The bromoacetals 5a and 5b react with n-butyllithium and the piperidone 7 to yield the hydroxyacetals 8b and 8c, respectively. Cyclization of 8b and 8c followed by acid hydrolysis affords the spirocyclic hemiacetals 10b and 10c which are oxidized by PCC to give the spirocyclic prodine analogues 4b and 4c. The corresponding spirocyclic pethidine derivative 2 is prepared by alkylation of the 2-benzopyran-3-one 16 with N-Lost (17). In the mouse writhing test the spiropethidine 2 is not analgesic active up to a dose of 20 mg/kg body weight (bw). In the spirocyclic prodine series the methylated lactone 4c is the most active analgesic with an ED50-value (ED50 = 9.2 mg/kg bw) in the range of the ED50-value of tramadol.

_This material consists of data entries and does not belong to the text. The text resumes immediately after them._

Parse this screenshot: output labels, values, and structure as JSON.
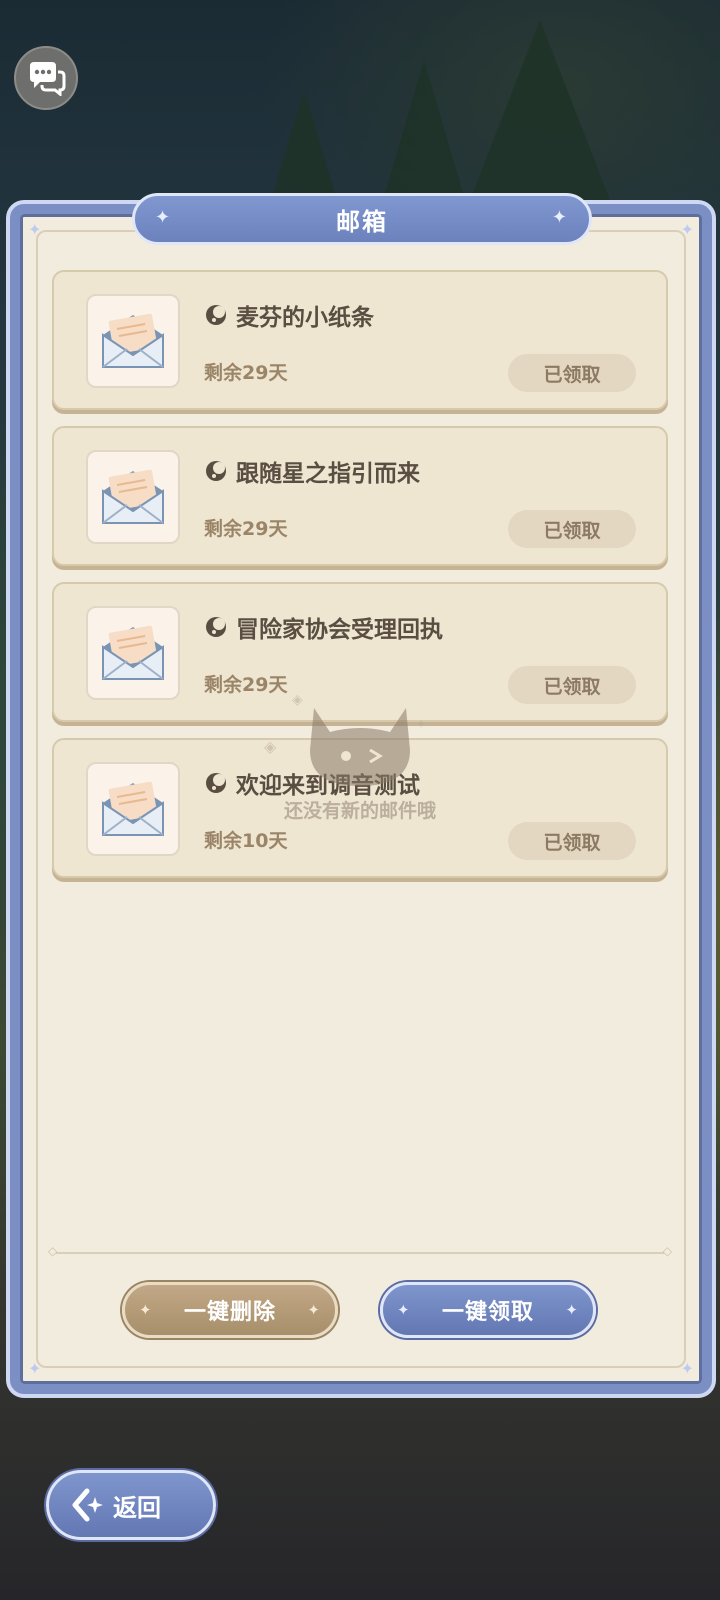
{
  "top": {
    "chat_icon": "chat-bubbles-icon"
  },
  "mailbox": {
    "title": "邮箱",
    "mails": [
      {
        "title": "麦芬的小纸条",
        "remaining": "剩余29天",
        "status": "已领取",
        "icon": "open-envelope-icon",
        "sender_icon": "moon-seal-icon"
      },
      {
        "title": "跟随星之指引而来",
        "remaining": "剩余29天",
        "status": "已领取",
        "icon": "open-envelope-icon",
        "sender_icon": "moon-seal-icon"
      },
      {
        "title": "冒险家协会受理回执",
        "remaining": "剩余29天",
        "status": "已领取",
        "icon": "open-envelope-icon",
        "sender_icon": "moon-seal-icon"
      },
      {
        "title": "欢迎来到调音测试",
        "remaining": "剩余10天",
        "status": "已领取",
        "icon": "open-envelope-icon",
        "sender_icon": "moon-seal-icon"
      }
    ],
    "empty_text": "还没有新的邮件哦",
    "delete_all_label": "一键删除",
    "claim_all_label": "一键领取"
  },
  "back": {
    "label": "返回",
    "icon": "back-arrow-icon"
  },
  "colors": {
    "panel_border": "#7b8fc4",
    "panel_bg": "#f2ecdf",
    "delete_btn": "#a88f6b",
    "claim_btn": "#6f84bd"
  }
}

Tricyclic CNS active agents by intramolecular Oxa-Pictet-Spengler reaction.

Mitsunobu inversion of the (S)-configurated lactate (S)-7, which is prepared in four steps starting from (S)-tyrosine, leads to the (R)-configurated lactate (R)-7. The key step in the transformation of the enantiomeric lactates (S)-7 and (R)-7 into the benzomorphan analogous tricycles (R,S)-16a,b, (S,R)-16a,b, (S,S)-22, and (R,R)-22 is an intramolecular Oxa-Pictet-Spengler reaction: The amides (S)-13, (R)-13, (S)-19 and (R)-19, in which the carbonyl moiety-masked as an acetal-is linked to the 2-phenylethanol moiety, are cyclized to give the tricyclic amides (R,S)-15, (S,R)-15, (S,S)-21, and (R,R)-21, respectively. In a concentration of 100 microM both enantiomers of 16a, 16b, and 22 are not able to compete with 3H-(+)-MK 801 for the phencyclidine binding sites of NMDA receptors. In vivo, only (R,S)-16b and (S,S)-22 exhibit weak sedative and analgesic activity.

Noncompetitive NMDA antagonists: a novel synthesis of 1-phenyltetrahydro-3-benzazepines.

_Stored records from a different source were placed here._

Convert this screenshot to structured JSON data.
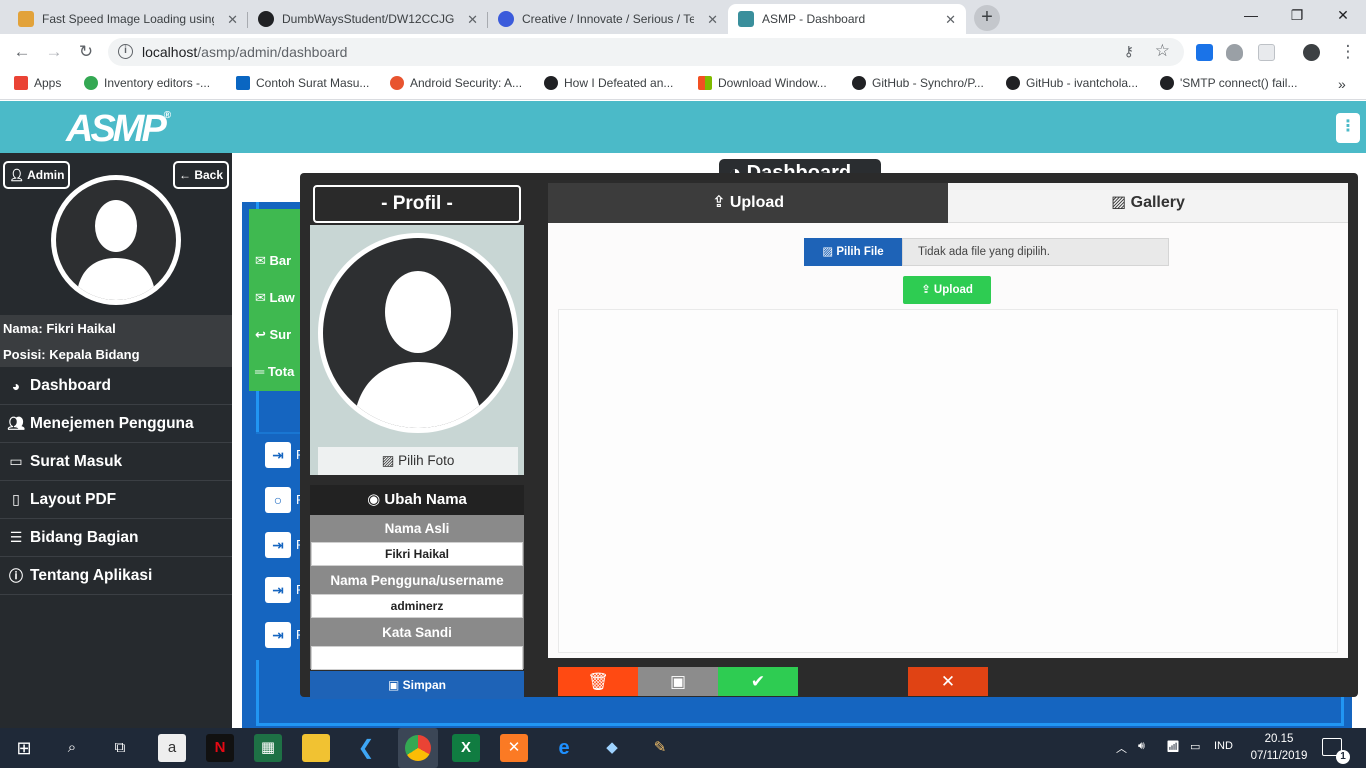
{
  "browser": {
    "tabs": [
      {
        "title": "Fast Speed Image Loading using",
        "color": "#e2a23a"
      },
      {
        "title": "DumbWaysStudent/DW12CCJG9",
        "color": "#202124"
      },
      {
        "title": "Creative / Innovate / Serious / Te",
        "color": "#3b5bdb"
      },
      {
        "title": "ASMP - Dashboard",
        "color": "#3a8f9c"
      }
    ],
    "url_host": "localhost",
    "url_path": "/asmp/admin/dashboard",
    "bookmarks": [
      "Apps",
      "Inventory editors -...",
      "Contoh Surat Masu...",
      "Android Security: A...",
      "How I Defeated an...",
      "Download Window...",
      "GitHub - Synchro/P...",
      "GitHub - ivantchola...",
      "'SMTP connect() fail..."
    ]
  },
  "app": {
    "logo": "ASMP",
    "logo_mark": "®",
    "accent": "#4bbac8"
  },
  "sidebar": {
    "admin_label": "Admin",
    "back_label": "Back",
    "name_line": "Nama: Fikri Haikal",
    "position_line": "Posisi: Kepala Bidang",
    "menu": [
      {
        "label": "Dashboard",
        "icon": "palette-icon"
      },
      {
        "label": "Menejemen Pengguna",
        "icon": "users-icon"
      },
      {
        "label": "Surat Masuk",
        "icon": "inbox-icon"
      },
      {
        "label": "Layout PDF",
        "icon": "file-pdf-icon"
      },
      {
        "label": "Bidang Bagian",
        "icon": "list-icon"
      },
      {
        "label": "Tentang Aplikasi",
        "icon": "info-icon"
      }
    ]
  },
  "dashboard": {
    "title": "Dashboard",
    "green_items": [
      "Bar",
      "Law",
      "Sur",
      "Tota"
    ],
    "list_letters": [
      "F",
      "F",
      "F",
      "F",
      "F"
    ]
  },
  "modal": {
    "profile_title": "- Profil -",
    "choose_photo": "Pilih Foto",
    "change_name": "Ubah Nama",
    "real_name_label": "Nama Asli",
    "real_name_value": "Fikri Haikal",
    "username_label": "Nama Pengguna/username",
    "username_value": "adminerz",
    "password_label": "Kata Sandi",
    "password_value": "",
    "save_label": "Simpan",
    "tab_upload": "Upload",
    "tab_gallery": "Gallery",
    "choose_file": "Pilih File",
    "no_file": "Tidak ada file yang dipilih.",
    "upload_button": "Upload",
    "action_colors": [
      "#ff4a12",
      "#8c8c8c",
      "#2ecc52",
      "#e04314"
    ]
  },
  "taskbar": {
    "language": "IND",
    "time": "20.15",
    "date": "07/11/2019",
    "notifications": "1"
  }
}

The key step in the synthesis of the pharmacologically interesting 1-phenyltetrahydro-3-benzazepine skeleton is the Michael addition of (2-lithiophenyl)acetaldehyde acetals, which are generated in situ upon treatment of the bromo acetals 5a,b with n-butyllithium, to beta-nitrostyrene (6). The reductive ring closure of the nitro acetals 7a,b succeeded with zinc dust and hydrochloric acid to give the 3-benzazepines 11a,b in good yields. The unsubstituted 3-benzazepine 11a showed a considerable affinity for the phencyclidine binding site of the NMDA receptor (Ki = 6.41 microM), whereas donor substituents in the aryl moiety (11b,c) reduce the affinity for the NMDA receptor.

Stereoselective synthesis and receptor binding of conformationally restricted and flexible 2,4-disubstituted 1,3-dioxanes derived from benzomorphans.

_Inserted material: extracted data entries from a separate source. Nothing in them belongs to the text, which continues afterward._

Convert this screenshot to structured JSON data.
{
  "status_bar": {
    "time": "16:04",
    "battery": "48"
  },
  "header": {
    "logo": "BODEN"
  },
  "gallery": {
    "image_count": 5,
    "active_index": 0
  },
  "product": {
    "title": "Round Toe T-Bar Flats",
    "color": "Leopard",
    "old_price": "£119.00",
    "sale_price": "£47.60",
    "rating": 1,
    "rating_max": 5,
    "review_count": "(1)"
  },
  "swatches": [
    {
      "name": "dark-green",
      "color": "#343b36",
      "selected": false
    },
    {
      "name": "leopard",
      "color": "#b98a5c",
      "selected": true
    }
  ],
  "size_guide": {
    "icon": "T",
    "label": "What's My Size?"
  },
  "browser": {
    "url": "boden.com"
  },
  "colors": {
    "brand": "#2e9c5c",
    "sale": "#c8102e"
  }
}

The key steps in the stereoselective synthesis of the tricyclic aminomethyl derivatives 19 and 20 and the aminoethyl substituted 1,3-dioxanes 24 and 25 are nucleophilic addition of aryllithium intermediates to the nitroalkene 13, intramolecular transacetalization of the addition products 15 and 16 (only for the tricyclic derivatives 19 and 20) and subsequent reduction of the nitro group. The affinities of the secondary and tertiary amines 19c,d, 20c,d, 24c,d, and 25c,d for the ion channel binding site of the NMDA receptor, for mu-, kappa-, and sigma-receptors have been investigated. In the group of tricyclic compounds only 19d shows remarkable sigma-receptor affinity (Ki = 21.6/1.10 microM). In the 1,3-dioxane series the moderate mu- (Ki = 27.8 microM) and kappa-receptor affinity (Ki = 36 microM) as well as the high sigma-receptor affinity (Ki = 3.3 microM) of the (S,S,S)-configurated methylamine 24c should be emphasized. The pentan-1-ol 26, the side product isolated during the synthesis of 24c, is of particular interest because of its considerable affinity to mu- (Ki = 16.0 microM), kappa- (Ki = 2.8 microM), and sigma-receptors (Ki = 14.5/1.26 microM). The biphasic competition curves obtained during sigma-receptor binding studies of 19d and 26 (two Ki values) may be explained by different interaction with sigma-receptor subtypes.